Most of these broader effects of military affairs are still largely ignored by most of military history. There is still an Old Guard in the field – a group of scholars who (quite literally) stick to their guns by insisting that the field’s primary purpose is to narrate and explain combat operations, analyze weapons and technology, and evaluate battles according to ostensibly timeless doctrines of tactics, strategy, and the “military sciences.” To their supporters, these historians are riveting storytellers (and they certainly do sell a lot of books). To their critics, the Old Guard is filled with methodological isolationists and historical exceptionalists who perpetuate the unhelpful notion that military operations somehow exist in a separate sphere outside the other narratives, institutions, and ideological apparatuses of American national life.

Luckily, there is a Jeune Ecole in military history as well – a new school of scholars who are actively seeking to redefine the field and to integrate the study of military affairs into broader considerations of economic, political, and diplomatic history.
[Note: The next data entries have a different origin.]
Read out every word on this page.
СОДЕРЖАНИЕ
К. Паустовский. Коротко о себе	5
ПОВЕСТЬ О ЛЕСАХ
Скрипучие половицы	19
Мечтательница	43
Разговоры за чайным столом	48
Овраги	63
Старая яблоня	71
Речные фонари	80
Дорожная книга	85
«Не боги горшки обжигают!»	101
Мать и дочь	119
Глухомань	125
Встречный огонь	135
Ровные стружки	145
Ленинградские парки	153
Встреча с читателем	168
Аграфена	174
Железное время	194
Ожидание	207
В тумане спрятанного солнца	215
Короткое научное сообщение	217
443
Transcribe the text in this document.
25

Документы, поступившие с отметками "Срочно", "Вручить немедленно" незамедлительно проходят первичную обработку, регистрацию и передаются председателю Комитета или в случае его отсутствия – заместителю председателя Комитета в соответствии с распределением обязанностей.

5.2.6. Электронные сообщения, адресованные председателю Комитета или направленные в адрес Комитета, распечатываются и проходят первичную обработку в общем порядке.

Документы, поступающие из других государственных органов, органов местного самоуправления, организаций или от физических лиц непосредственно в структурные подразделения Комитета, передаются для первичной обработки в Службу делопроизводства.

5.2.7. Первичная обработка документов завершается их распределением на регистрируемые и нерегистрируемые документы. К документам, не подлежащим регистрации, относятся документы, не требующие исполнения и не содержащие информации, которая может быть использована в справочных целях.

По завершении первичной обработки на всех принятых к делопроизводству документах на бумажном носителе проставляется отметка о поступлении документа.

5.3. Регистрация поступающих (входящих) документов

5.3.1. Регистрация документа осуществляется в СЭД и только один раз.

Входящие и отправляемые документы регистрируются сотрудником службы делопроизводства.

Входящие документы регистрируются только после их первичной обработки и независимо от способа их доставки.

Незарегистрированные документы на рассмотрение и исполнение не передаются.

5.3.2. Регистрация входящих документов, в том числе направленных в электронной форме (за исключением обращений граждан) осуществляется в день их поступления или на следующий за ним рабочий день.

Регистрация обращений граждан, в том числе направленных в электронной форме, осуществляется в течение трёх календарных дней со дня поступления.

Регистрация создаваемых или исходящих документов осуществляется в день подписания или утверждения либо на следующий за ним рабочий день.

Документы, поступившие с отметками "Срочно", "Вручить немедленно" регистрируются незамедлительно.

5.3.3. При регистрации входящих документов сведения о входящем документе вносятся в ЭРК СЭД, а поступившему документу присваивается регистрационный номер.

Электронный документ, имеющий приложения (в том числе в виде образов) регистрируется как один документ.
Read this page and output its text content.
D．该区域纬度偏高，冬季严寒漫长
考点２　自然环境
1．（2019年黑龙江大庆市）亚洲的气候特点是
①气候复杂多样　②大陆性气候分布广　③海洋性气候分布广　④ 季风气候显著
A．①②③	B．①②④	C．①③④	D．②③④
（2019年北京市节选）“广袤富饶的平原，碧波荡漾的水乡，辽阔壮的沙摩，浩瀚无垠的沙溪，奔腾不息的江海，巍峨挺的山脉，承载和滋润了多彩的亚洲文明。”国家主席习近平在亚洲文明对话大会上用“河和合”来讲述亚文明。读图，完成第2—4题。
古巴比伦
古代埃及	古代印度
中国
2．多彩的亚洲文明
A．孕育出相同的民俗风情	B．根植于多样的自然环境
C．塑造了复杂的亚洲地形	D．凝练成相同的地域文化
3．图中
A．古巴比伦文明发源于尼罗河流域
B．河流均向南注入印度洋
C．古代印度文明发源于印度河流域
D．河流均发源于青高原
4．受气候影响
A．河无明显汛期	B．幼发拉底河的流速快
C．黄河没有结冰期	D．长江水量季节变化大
The scholars on this roundtable are in the vanguard of that movement. Each one will devote ten minutes to summarizing recent research – in all cases, a recently-completed or in-progress book manuscript – which will leave 30-40 minutes for discussion on the potential boundaries and future landscapes of military history. Katherine C. Epstein will explore the extensive material and cultural infrastructure – credit, communications networks, a financial surplus, and a compliant population – that both Great Britain and the U.S. used to spread their nations’ military influence all over the world. Michel Paradis will explain how the legal infrastructure of the Geneva Conventions and related international norms concerning torture stemmed from the Doolittle Raider trials of World War II. Jennifer Mittlestadt will discuss the rise of the military welfare state and its extensive infrastructure in American society.